2 Een nieuwe opneming van stembescheiden vindt plaats met inachtneming van hetgeen bij of krachtens de wet is bepaald ten aanzien van het briefstembureau, met dien verstande dat artikel Na 14 van overeenkomstige toepassing is.
3 De artikelen P 1f en P 1g zijn van toepassing, met dien verstande dat voor de toepassing in die bepaling wordt gelezen in plaats van:
a. «gemeentelijk stembureau»: briefstembureau;
b. «hoofdstembureau»: nationaal briefstembureau;
c. «artikelen O 4 en O 5»: artikelen O 22 en O 23;
d. «artikel O 5»: artikel O23.

Artikel P 1j 1 De artikelen P 1b tot en met P 1d, eerste, derde tot en met vijfde lid, zijn van overeenkomstige toepassing op het proces-verbaal van het nationaal briefstembureau en het digitale bestand, bedoeld in artikel O 22, derde lid.

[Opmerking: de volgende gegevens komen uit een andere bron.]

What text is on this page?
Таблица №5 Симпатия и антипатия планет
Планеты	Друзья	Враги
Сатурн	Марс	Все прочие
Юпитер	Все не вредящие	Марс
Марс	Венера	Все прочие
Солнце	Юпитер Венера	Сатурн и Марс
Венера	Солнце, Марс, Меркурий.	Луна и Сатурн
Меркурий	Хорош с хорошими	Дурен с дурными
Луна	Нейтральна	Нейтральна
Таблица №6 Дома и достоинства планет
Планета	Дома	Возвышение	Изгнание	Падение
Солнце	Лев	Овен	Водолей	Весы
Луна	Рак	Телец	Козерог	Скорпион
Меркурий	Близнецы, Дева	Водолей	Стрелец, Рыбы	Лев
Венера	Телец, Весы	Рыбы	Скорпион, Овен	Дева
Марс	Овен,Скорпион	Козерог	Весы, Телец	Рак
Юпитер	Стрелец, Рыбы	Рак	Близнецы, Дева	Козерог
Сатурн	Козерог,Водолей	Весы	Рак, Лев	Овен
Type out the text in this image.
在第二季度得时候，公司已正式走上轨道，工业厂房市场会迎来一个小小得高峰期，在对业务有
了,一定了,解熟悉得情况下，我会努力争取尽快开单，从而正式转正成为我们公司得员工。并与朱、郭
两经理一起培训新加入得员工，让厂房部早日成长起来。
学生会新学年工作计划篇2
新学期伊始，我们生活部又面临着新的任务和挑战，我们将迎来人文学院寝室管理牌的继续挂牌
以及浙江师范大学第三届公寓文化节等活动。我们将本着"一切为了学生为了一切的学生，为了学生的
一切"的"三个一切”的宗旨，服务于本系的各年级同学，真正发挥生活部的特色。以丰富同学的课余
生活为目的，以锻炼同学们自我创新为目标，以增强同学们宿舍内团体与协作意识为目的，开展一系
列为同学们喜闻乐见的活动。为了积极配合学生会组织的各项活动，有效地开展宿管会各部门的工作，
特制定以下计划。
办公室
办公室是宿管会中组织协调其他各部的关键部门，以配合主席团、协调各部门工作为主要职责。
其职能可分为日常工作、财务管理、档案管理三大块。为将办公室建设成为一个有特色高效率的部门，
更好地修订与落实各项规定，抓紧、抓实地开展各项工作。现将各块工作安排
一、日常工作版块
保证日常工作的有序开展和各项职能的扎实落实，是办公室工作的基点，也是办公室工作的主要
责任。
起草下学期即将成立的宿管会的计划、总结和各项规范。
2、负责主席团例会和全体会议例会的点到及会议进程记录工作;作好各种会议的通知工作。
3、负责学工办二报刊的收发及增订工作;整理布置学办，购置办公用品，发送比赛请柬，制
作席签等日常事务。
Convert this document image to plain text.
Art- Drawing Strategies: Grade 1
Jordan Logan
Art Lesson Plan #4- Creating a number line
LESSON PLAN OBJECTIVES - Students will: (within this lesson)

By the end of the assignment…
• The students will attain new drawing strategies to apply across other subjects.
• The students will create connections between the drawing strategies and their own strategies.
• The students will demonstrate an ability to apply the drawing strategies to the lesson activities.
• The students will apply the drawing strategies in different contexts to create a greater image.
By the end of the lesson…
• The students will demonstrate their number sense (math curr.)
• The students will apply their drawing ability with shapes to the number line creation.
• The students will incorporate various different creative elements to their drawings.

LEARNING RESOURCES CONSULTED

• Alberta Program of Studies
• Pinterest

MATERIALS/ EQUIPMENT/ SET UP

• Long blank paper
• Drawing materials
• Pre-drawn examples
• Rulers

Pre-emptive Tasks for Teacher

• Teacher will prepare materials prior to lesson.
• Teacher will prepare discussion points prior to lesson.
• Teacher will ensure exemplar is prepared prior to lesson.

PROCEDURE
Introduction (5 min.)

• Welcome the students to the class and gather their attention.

2 Indien het centraal stembureau naar aanleiding van de controle, bedoeld in artikel P 1d, het vermoeden heeft dat het nationaal briefstembureau een of meer fouten heeft gemaakt bij de vaststelling van de uitkomst van de stemming, is artikel P 1i, vierde lid, van overeenkomstige toepassing.

Artikel P 2 1 Een stel gelijkluidende lijsten als bedoeld in artikel H 11, eerste lid, geldt voor de vaststelling van de uitslag van de verkiezing als één lijst.
2 Het centraal stembureau telt van deze gelijkluidende lijsten tezamen de stemcijfers en de aantallen op iedere kandidaat uitgebrachte stemmen.